Bacteriophage (phage) therapy has the potential to transform our approach to treating bacterial infections. We are delighted to announce that key infrastructure is being established for the provision of phage therapy in the UK through a new and exciting collaboration including UK Phage Therapy, technology innovation catalyst CPI, Fixed Phage and the University of Leicester.
A catalyst for this collaboration has been the pioneering work of Dr Josh Jones who has helped pave the way to make phage therapy available to patients in the NHS. As reported in the Mail on Sunday, phage therapy was recently made available to ten patients with diabetes in Edinburgh and Glasgow who were suffering from difficult-to-treat foot infections, with promising results.
Dr Jones, who led that initiative, said, ‘The UK’s current phage source is limited, we need to establish a sustainable source of phages for the UK to maintain and expand phage therapy provision for NHS patients’.
To achieve this goal Dr Jones has established UK Phage Therapy which will be the UK’s national clinical phage centre. UK Phage Therapy will combine a clinical phage screening service with access to medical-grade phages (manufactured according to Good Manufacturing Practice [GMP]) to deliver sustainable phage therapy for the NHS. This will be underpinned by support from companies (CPI and Fixed Phage) and academic partners (The Centre for Phage Research at the University of Leicester).
CPI is a social enterprise that catalyses the adoption of advanced technologies and manufacturing solutions that benefit people, places, and our planet.
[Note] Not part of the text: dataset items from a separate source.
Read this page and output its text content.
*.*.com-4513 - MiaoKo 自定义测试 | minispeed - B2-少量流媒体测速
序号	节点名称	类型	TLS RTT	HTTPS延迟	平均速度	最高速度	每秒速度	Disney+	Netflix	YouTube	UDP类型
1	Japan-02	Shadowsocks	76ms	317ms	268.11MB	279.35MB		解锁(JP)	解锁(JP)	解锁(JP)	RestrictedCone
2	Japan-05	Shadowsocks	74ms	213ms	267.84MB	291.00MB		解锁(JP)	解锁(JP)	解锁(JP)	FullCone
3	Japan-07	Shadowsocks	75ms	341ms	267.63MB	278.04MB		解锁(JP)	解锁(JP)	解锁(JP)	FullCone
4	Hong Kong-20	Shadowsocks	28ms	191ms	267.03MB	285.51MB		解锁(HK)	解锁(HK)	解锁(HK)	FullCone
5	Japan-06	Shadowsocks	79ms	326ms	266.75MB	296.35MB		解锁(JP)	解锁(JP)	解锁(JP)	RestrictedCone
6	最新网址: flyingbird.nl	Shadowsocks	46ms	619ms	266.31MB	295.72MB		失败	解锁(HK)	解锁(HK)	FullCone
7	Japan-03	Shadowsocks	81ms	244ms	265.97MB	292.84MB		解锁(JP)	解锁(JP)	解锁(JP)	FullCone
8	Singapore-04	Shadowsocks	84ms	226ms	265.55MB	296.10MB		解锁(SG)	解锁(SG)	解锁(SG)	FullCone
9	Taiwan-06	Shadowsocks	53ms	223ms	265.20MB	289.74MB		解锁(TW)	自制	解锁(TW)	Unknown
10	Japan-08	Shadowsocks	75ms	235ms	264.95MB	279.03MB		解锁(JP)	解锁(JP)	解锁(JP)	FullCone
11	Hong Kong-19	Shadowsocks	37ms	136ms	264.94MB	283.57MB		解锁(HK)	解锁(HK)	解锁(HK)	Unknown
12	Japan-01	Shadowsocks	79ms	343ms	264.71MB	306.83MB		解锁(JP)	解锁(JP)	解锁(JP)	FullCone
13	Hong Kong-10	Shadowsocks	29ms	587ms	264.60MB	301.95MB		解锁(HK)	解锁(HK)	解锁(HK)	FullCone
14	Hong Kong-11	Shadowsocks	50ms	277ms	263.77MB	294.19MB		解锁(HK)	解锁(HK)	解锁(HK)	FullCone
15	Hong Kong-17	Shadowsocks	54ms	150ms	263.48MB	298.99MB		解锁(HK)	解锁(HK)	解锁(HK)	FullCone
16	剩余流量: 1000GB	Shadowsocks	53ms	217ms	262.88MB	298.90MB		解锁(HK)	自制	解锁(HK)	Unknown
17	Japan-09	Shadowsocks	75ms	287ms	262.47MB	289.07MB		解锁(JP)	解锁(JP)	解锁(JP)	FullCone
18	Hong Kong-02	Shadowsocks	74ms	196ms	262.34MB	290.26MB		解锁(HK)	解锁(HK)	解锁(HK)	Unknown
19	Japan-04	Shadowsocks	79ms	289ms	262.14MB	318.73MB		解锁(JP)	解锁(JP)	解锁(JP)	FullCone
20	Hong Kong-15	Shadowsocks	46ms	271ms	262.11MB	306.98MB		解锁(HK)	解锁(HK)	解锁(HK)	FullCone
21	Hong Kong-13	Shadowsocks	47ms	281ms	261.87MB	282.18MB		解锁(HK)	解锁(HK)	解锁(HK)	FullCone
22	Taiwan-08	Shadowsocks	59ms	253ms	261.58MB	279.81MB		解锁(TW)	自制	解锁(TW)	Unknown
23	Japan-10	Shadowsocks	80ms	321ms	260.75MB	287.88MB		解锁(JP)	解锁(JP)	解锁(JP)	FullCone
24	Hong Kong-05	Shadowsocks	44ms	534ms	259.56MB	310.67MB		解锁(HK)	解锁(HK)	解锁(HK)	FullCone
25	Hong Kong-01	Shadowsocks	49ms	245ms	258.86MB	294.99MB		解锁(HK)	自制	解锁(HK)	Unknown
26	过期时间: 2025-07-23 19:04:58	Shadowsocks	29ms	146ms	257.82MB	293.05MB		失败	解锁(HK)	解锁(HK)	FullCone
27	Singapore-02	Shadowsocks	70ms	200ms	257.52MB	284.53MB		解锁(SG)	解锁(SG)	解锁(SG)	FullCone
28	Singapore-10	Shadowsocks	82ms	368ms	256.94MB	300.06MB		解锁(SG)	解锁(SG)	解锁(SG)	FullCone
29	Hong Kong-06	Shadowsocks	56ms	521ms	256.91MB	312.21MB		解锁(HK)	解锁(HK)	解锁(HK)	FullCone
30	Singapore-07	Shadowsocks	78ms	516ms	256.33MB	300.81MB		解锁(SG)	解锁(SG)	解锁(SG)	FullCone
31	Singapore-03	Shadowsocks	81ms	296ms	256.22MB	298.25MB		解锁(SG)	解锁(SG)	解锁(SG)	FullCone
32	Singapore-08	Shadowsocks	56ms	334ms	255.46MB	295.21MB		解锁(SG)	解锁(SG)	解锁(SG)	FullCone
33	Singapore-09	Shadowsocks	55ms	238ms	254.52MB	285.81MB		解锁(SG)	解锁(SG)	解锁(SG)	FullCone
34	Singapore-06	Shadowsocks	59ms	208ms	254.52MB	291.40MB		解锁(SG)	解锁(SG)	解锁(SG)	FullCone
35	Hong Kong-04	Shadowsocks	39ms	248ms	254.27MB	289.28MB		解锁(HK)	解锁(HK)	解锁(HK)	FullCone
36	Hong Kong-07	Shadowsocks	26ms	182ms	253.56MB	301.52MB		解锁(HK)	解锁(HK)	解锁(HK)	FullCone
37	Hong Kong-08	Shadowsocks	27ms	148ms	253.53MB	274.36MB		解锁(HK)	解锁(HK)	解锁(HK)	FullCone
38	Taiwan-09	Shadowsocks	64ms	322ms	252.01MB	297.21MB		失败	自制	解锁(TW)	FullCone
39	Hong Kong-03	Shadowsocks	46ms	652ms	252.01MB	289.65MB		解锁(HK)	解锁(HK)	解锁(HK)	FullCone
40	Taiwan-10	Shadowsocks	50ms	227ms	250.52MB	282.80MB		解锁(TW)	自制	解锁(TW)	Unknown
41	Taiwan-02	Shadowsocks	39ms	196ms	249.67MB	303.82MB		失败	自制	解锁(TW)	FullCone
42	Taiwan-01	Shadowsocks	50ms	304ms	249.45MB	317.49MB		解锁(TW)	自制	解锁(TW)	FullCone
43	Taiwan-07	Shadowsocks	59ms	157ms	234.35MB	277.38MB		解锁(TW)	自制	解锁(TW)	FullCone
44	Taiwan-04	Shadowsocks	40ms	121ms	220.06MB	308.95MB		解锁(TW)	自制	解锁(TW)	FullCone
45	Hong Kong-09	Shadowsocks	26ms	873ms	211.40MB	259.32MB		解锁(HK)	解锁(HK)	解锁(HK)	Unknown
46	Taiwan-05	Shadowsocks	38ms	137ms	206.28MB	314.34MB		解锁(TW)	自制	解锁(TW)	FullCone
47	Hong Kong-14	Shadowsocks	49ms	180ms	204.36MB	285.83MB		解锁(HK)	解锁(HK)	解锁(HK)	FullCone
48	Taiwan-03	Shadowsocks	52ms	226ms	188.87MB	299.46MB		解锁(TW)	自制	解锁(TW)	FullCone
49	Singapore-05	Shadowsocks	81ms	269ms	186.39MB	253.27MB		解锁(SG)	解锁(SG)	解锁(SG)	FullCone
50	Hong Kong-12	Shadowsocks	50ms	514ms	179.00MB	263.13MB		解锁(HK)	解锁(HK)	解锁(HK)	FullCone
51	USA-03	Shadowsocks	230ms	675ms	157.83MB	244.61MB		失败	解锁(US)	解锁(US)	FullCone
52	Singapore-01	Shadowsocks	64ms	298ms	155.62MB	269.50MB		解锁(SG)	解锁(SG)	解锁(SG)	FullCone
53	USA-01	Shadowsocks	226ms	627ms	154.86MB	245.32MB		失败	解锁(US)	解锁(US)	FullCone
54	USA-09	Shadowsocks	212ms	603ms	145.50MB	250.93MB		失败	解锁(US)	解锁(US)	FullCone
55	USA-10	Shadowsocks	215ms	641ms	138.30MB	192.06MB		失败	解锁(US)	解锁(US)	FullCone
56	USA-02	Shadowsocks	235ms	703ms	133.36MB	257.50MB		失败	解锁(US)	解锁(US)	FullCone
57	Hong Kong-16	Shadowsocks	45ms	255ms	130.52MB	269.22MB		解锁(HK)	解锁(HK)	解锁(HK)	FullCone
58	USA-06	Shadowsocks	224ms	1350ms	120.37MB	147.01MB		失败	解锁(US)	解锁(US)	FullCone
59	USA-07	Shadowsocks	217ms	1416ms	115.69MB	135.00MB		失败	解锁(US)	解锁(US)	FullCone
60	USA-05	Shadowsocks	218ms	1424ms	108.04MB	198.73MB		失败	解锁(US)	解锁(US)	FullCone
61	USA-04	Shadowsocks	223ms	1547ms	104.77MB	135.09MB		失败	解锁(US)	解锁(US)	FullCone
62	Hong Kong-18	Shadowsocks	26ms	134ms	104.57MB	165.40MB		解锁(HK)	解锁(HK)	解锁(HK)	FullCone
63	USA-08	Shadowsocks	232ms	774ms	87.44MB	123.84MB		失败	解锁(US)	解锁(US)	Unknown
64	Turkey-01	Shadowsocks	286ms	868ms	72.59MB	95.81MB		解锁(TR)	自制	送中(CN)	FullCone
CPI hopes to play a key role in developing GMP phage manufacturing, working with UK Phage Therapy and Fixed Phage to manufacture phages. Dr Clare Trippett, Chief Technologist at CPI, said, ‘Phage therapy is emerging as a powerful tool in the fight against antimicrobial resistance and treating bacterial infections. CPI is delighted to be collaborating with UK Phage Therapy and Fixed Phage on accelerating the translation of bacteriophage research into the clinic, enabling patients to access potentially life-saving phage therapies.’
One of the UK’s leading phage companies, Fixed Phage, will form a key part of the collaboration, providing business and commercial support, as well as phage-specific expertise in GMP process development and manufacture. Fixed Phage are developing commercial phage products using their patented phage-stabilising technology which allows phage products to be stored and distributed at room temperature, removing the need for a cold chain. Dr Jason Clark, Chief Scientific Officer at Fixed Phage, said, ‘We have been collaborating with Dr Jones for several years and are delighted that his diligent approach to deploying phage therapy is achieving demonstratable benefits to patient health in the UK. We are excited to be a member of a consortium that brings together commercial, academic and public sector partners to deliver solutions to one of the most urgent health challenges of our time.’
A key part of the consortium’s ability to sustainably deliver phages stems from collaboration with the University of Leicester’s recently established Centre for Phage Research, which has amassed, sequenced and studied large collections of phages that target clinically relevant pathogens. The Centre for Phage Research will supply well characterised phages that can then be produced for use in UK patients. Work within the Centre for Phage Research is developing a fundamental knowledge of these phages and their interactions with bacteria within relevant disease contexts. The Centre for Phage Research has five phage-focussed academic staff members alongside structural biologists, biochemists, bioinformaticians, microbiologists and medical practitioners who work synergistically to determine how phages interact with relevant microbes. Prof. Martha Clokie, University of Leicester, said, ‘We are enormously pleased by the support from the University of Leicester to build on our decades of expertise to establish a Phage Centre which we hope will act as a critical mass of expertise and biological resources to work across the UK to develop phage therapy for humans and other applications in a sustainable way. We hope that our combined expertise will lead to the most effective and best understood phages being developed to target diseases. We are thrilled to collaborate with Dr Jones and the rest of this consortium as we can combine expertise to progress phage therapy within a UK context.’
Dr Fran Hodges, who is leading the recently launched Phage Innovation Network at Innovate UK KTN, commented ‘The UK has a world-leading knowledge base for phage research with significant and broad experience across multiple sectors, but there is little translation of this knowledge into the development of real-world applications of phages. The phage source and GMP manufacturing capabilities for phage-based products established through this collaboration are key to bridging this translational gap and crucial to making phage therapy accessible to patients in need of an antimicrobial therapy that could save their life. The activities of the Phage Innovation Network will aim to amplify the impact of this collaboration - it’s an exciting time for phage in the UK’.